Dog FAQS: Research both scientific and nonscientific, has shown that some kinds of music or sound have a positive effect on dogs that live in kennels, like rescue dogs. It has been found that sounds with long or extended notes, a purer tone and music with slower beats work best. However, one of the pieces that is difficult to separate out is that the music also works to sooth the people who are in the centers either working or visiting. When the people around dogs are calm the dogs prone to anxiety will be more calm.

Other research has shown that dogs actually prefer music that is called "species-specific music." These are musical pieces that are developed from the same tones, pitches and tempos that they are used to hearing from their own species. So, though you may think your dog likes country western music or Mozart, it may not be true. Dogs prefer music that is within their own pitch, no higher or lower. Humans prefer music that moves to the human heart beat, but dogs prefer a tempo closer to their own.

This finding fits with what science has seen works with other animals. Animal species across the board prefer sounds that are similar to what they themselves make and not necessarily human sounds. Some music has been created with a piano using tones that dogs find soothing and it seems to work to calm dogs. Those tones do fit within a range of the dog's vocal scale.

There is not enough research to substantiate any real findings so you are left to try and decide what will sooth your dog or what music to use in your kennel. Unfortunately, the music that might appeal to the dogs might not calm the people who have to listen to it.

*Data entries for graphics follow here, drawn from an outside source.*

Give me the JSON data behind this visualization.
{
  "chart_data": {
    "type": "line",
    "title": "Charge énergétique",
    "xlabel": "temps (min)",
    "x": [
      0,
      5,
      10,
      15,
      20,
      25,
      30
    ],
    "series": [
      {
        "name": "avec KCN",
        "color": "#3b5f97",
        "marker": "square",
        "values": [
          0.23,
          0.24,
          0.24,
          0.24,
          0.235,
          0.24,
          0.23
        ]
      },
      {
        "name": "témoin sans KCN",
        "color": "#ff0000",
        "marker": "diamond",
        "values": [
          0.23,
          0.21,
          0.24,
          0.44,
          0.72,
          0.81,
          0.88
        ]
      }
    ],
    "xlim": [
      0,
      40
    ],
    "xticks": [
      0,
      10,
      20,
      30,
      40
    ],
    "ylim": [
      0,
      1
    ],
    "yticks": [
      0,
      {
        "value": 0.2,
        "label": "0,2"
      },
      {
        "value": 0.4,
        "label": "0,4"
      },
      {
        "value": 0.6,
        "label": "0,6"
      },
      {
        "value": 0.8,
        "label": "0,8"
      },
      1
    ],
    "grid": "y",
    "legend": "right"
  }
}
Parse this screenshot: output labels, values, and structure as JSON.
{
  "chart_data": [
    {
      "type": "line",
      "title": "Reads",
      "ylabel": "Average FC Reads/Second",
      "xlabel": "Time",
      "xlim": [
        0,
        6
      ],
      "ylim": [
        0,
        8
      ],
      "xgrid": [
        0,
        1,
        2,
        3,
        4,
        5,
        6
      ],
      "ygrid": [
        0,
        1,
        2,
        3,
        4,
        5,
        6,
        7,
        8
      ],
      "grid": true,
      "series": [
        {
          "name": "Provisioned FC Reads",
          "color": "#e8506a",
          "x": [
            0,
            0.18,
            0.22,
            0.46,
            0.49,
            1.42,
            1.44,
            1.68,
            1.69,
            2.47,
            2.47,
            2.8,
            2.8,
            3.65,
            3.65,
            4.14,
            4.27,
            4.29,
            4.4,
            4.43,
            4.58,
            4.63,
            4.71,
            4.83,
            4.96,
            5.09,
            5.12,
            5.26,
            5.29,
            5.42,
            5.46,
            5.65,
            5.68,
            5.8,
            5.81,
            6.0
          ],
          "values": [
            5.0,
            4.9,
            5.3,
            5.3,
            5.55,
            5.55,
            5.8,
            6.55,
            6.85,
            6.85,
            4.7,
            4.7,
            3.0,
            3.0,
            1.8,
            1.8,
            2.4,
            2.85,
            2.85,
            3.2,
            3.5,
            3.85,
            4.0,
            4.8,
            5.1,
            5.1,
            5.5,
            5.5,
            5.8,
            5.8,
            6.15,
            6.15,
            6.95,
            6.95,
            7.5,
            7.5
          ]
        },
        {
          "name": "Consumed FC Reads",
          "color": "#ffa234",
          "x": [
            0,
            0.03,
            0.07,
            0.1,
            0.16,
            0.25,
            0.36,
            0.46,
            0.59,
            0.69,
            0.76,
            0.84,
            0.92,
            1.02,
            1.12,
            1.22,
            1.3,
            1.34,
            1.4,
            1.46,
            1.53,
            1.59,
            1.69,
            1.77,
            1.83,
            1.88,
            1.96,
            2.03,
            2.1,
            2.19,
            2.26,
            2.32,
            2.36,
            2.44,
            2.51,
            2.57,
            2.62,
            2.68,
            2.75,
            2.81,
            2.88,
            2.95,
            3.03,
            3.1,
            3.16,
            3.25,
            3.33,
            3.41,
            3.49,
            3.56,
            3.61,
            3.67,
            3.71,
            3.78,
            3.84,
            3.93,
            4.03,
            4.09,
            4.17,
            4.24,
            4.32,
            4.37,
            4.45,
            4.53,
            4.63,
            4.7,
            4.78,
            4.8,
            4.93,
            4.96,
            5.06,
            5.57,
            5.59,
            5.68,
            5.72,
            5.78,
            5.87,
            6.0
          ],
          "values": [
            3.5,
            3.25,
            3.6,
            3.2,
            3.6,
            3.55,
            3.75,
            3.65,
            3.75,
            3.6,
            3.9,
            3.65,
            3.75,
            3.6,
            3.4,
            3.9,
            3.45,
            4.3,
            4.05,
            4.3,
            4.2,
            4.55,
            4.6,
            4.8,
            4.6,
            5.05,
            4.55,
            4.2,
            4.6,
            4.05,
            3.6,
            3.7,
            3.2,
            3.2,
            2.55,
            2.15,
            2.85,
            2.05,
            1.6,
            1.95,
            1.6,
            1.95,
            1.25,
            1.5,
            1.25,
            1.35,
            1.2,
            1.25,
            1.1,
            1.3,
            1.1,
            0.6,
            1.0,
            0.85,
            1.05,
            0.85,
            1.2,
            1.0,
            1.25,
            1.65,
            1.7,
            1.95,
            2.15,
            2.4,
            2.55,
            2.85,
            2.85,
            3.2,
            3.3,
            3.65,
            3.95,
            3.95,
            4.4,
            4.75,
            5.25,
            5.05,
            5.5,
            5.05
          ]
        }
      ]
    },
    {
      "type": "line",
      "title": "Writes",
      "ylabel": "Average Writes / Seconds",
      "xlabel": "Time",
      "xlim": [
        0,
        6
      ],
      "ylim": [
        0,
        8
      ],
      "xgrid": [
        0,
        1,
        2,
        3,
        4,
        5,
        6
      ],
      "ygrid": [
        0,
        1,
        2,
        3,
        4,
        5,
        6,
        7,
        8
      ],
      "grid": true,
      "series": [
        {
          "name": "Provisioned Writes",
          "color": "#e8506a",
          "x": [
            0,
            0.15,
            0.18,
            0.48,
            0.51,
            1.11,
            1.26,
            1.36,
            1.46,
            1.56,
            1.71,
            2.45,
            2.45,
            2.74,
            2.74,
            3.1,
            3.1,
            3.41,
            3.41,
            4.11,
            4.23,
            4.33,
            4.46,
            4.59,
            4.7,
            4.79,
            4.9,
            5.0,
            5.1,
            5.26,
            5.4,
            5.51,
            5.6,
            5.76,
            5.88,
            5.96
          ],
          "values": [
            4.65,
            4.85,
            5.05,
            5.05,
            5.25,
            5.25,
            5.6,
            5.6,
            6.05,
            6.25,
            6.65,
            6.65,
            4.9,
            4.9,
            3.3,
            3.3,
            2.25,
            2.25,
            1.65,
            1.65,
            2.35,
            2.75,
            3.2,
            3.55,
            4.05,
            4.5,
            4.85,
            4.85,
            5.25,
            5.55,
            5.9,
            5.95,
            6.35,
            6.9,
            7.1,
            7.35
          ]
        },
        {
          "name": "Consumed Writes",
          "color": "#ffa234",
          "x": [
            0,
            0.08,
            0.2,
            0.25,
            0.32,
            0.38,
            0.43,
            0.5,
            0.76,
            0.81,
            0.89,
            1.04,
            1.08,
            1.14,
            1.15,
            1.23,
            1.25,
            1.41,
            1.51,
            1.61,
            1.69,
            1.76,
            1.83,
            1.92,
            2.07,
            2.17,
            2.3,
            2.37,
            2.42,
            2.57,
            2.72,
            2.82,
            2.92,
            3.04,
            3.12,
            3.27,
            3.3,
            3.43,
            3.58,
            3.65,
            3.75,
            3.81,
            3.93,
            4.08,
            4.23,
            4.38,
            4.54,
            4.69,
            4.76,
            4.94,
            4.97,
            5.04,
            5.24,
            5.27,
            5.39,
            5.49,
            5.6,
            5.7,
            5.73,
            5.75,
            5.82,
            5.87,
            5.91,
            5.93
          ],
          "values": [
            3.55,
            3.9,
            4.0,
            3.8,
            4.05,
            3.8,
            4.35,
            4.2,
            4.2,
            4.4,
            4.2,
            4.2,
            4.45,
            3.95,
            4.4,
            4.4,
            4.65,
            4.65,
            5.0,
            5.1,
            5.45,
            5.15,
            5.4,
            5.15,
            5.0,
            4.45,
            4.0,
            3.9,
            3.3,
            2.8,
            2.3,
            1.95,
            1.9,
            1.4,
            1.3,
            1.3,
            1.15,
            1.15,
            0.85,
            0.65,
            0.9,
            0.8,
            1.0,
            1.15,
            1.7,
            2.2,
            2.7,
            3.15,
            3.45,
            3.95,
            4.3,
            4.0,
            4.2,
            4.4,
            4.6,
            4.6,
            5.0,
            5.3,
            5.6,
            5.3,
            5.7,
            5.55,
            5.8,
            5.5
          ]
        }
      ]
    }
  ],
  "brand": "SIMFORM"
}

Summary: You create a stable future by making good decisions today. Planning for a center that supports dogs and their owners in every way takes a forward thinking owner. It means an owner who understands that it is easier and cheaper to set up an effective and safe center from the beginning than try to go back years later and correct the mistakes. If you cannot fund a center that will stand up to the fitness test as described in this article, then you need to know that your ability for success is limited, the work will be more difficult and it will end up costing you more down the road.

Can you pass the fitness test? If you can answer each one in the positive, then you are fit to be a day care entrepreneur.

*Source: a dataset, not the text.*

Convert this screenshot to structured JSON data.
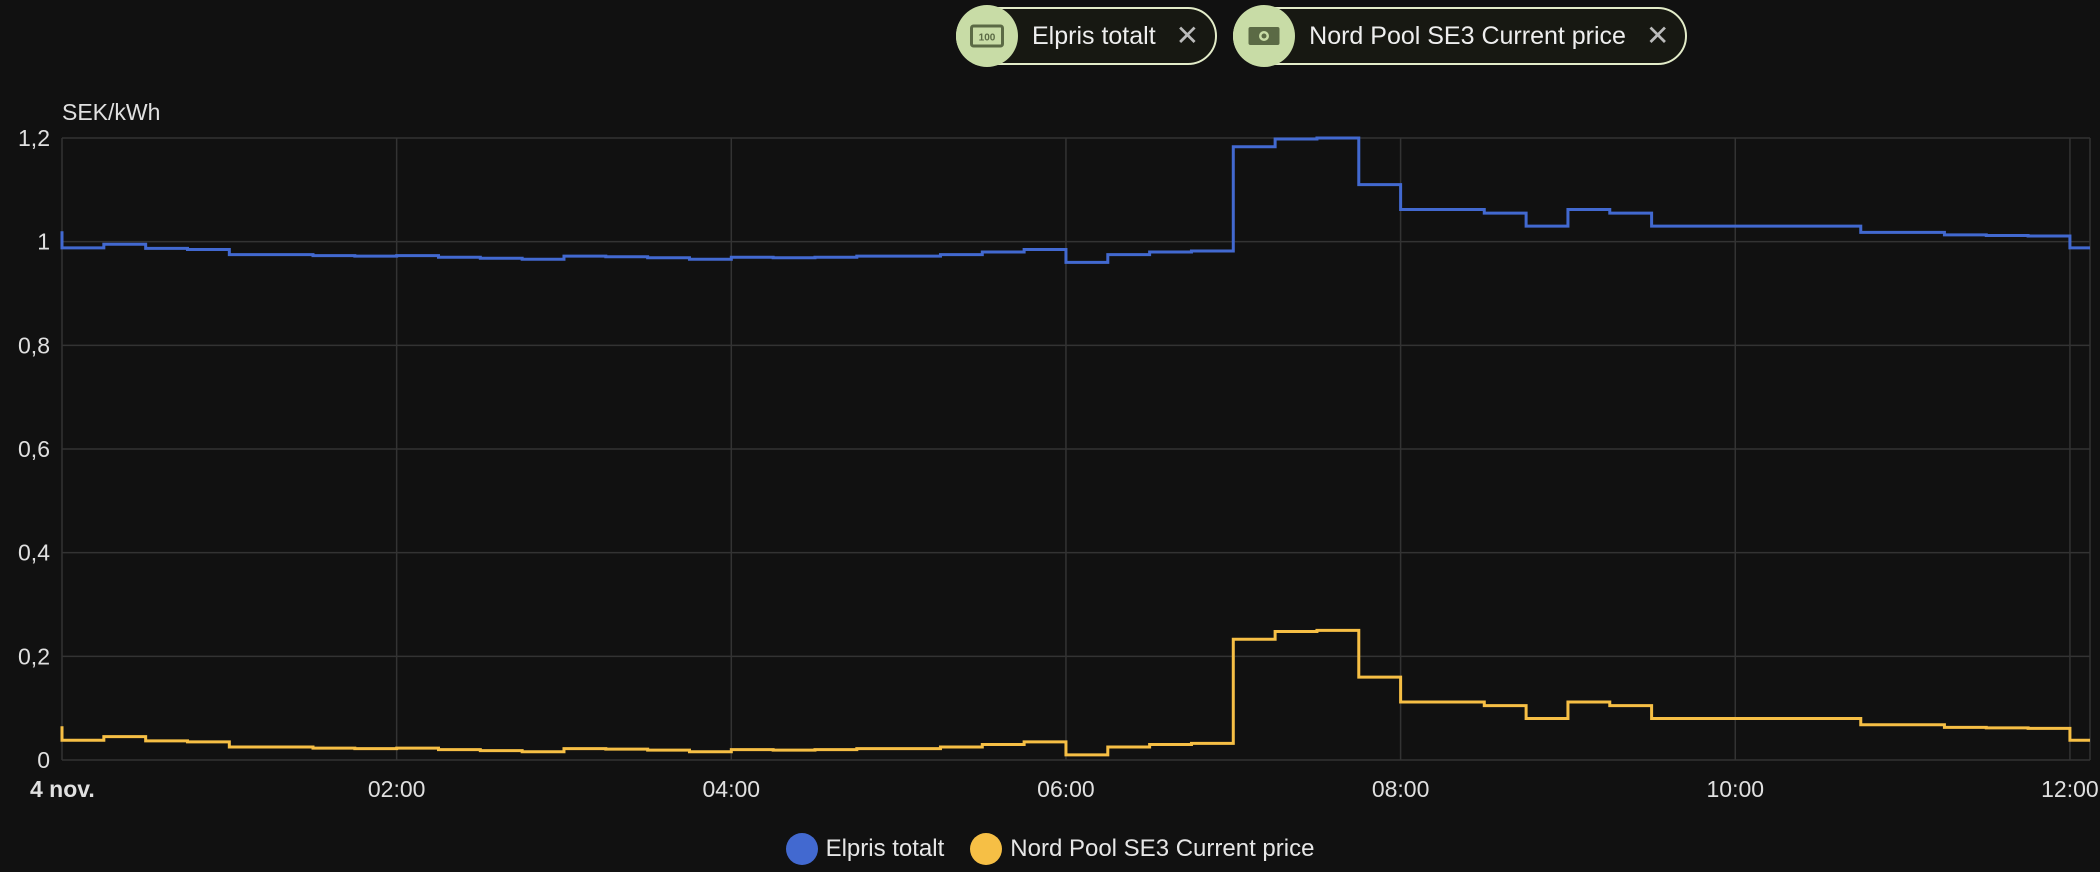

1. Are you financially able to manage a center that will both make a profit, keep organized records, and support the operation? If you can answer this in the positive and explain how you will do this, you are financially fit.

2. Have you investigated, researched and found out how to develop a physical plant that will not merely support the health and safety of the dogs you keep and your employees, but exceed the requirement standards? If you can answer this in the positive and explain how you will do this, you are facility fit.

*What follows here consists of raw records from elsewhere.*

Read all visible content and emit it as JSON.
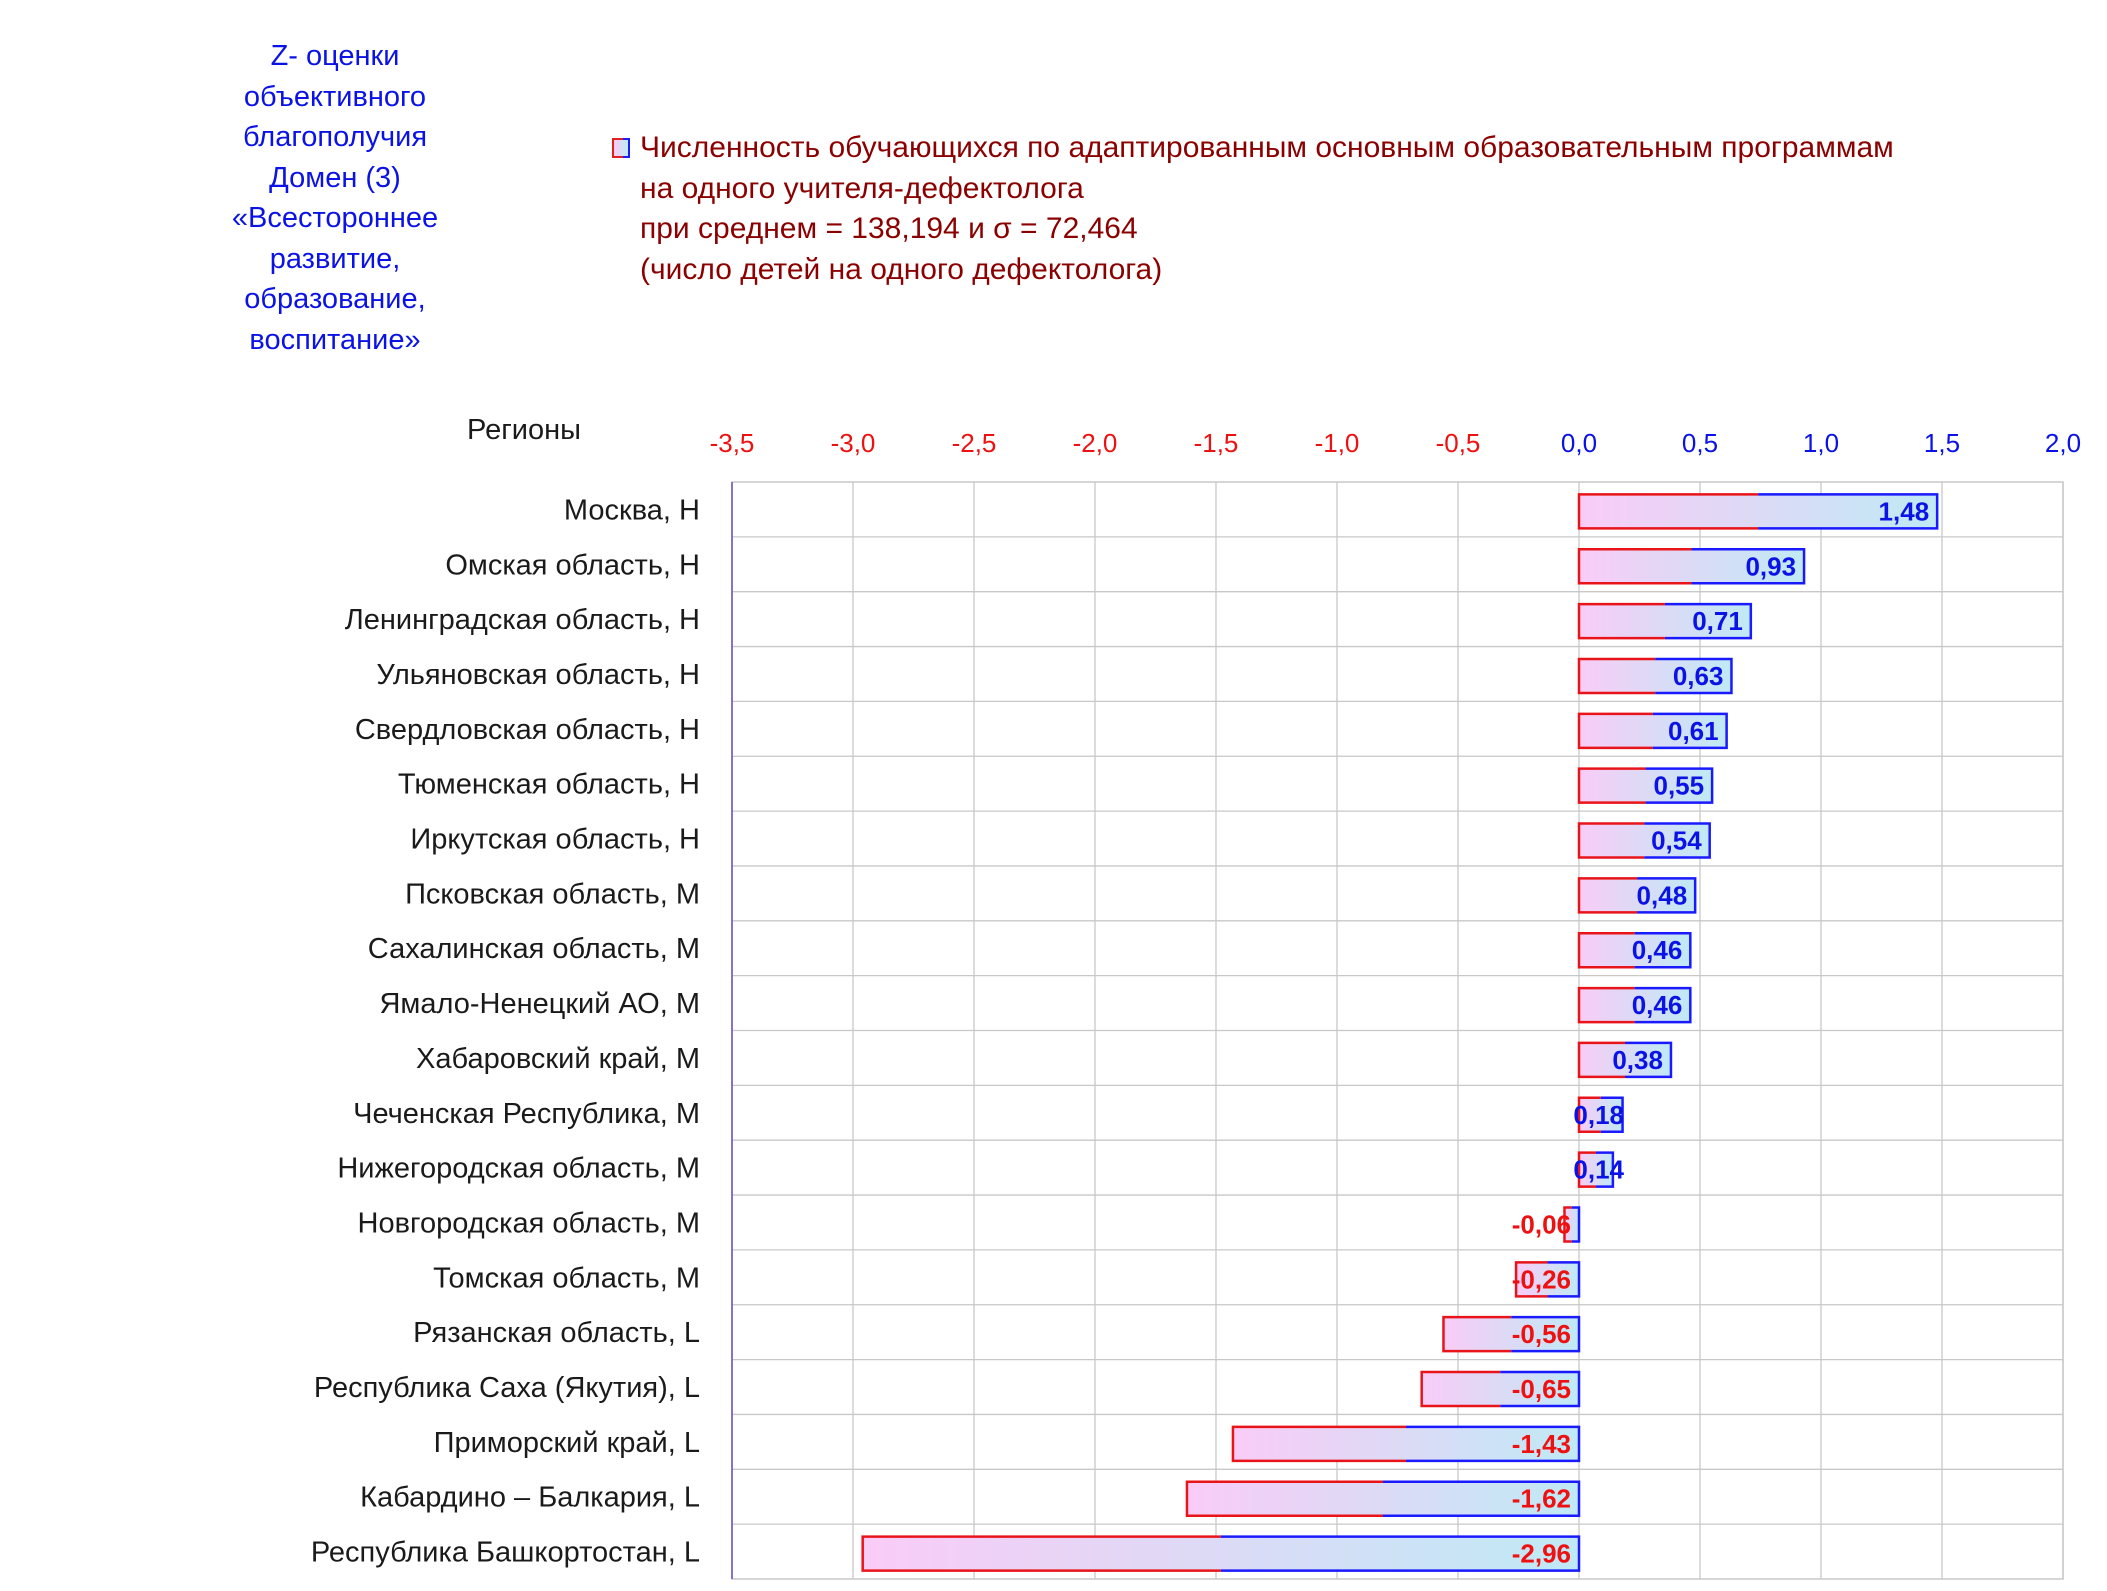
{
  "side_title": "Z- оценки\nобъективного\nблагополучия\nДомен (3)\n«Всестороннее\nразвитие,\nобразование,\nвоспитание»",
  "legend": {
    "lines": [
      "Численность обучающихся по адаптированным основным образовательным программам",
      "на одного учителя-дефектолога",
      "при среднем = 138,194  и σ = 72,464",
      "(число детей на одного дефектолога)"
    ]
  },
  "regions_label": "Регионы",
  "colors": {
    "negative_text": "#ee1111",
    "positive_text": "#0a12e6",
    "bar_fill_start": "#f9ccf7",
    "bar_fill_end": "#bfe9f5",
    "grid": "#c8c8c8"
  },
  "chart_data": {
    "type": "bar",
    "orientation": "horizontal",
    "xlim": [
      -3.5,
      2.0
    ],
    "x_ticks": [
      "-3,5",
      "-3,0",
      "-2,5",
      "-2,0",
      "-1,5",
      "-1,0",
      "-0,5",
      "0,0",
      "0,5",
      "1,0",
      "1,5",
      "2,0"
    ],
    "x_tick_values": [
      -3.5,
      -3.0,
      -2.5,
      -2.0,
      -1.5,
      -1.0,
      -0.5,
      0.0,
      0.5,
      1.0,
      1.5,
      2.0
    ],
    "grid": true,
    "categories": [
      "Москва,  H",
      "Омская область,  H",
      "Ленинградская область,  H",
      "Ульяновская область,  H",
      "Свердловская область,  H",
      "Тюменская область,  H",
      "Иркутская область,  H",
      "Псковская область,  M",
      "Сахалинская область,  M",
      "Ямало-Ненецкий АО,  M",
      "Хабаровский край,  M",
      "Чеченская Республика,  M",
      "Нижегородская область,  M",
      "Новгородская область,  M",
      "Томская область,  M",
      "Рязанская область,  L",
      "Республика Саха (Якутия),  L",
      "Приморский край,  L",
      "Кабардино – Балкария,  L",
      "Республика Башкортостан,  L"
    ],
    "values": [
      1.48,
      0.93,
      0.71,
      0.63,
      0.61,
      0.55,
      0.54,
      0.48,
      0.46,
      0.46,
      0.38,
      0.18,
      0.14,
      -0.06,
      -0.26,
      -0.56,
      -0.65,
      -1.43,
      -1.62,
      -2.96
    ],
    "value_labels": [
      "1,48",
      "0,93",
      "0,71",
      "0,63",
      "0,61",
      "0,55",
      "0,54",
      "0,48",
      "0,46",
      "0,46",
      "0,38",
      "0,18",
      "0,14",
      "-0,06",
      "-0,26",
      "-0,56",
      "-0,65",
      "-1,43",
      "-1,62",
      "-2,96"
    ]
  }
}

3. Do you have a vision for a "dog-centered" facility? If you can answer this in the positive and explain how you will do this, you are Mission fit.

4. Do you have a plan for training, evaluation and observation of your employees for them to earn appropriate raises and bonuses? If you can answer this in the positive and show how you will do this, you are Employee fit.

5. Will you offer services and products at a fair cost and that are current, meet the needs of the community, and support dogs and their owners? If you can answer this in the positive and show how you will do this, you are Services and products fit.

6. Do you understand how your customer and the community are connected and interrelated with each other and your business? If you can answer this in the positive and explain how you, you are Customer and Community fit.

7. Can you describe in detail how to keep your facility clean and healthy and list the laws and regulations that will be required of you? If you can answer this in the positive and demonstrate how you will do this, you are Health and Safety fit.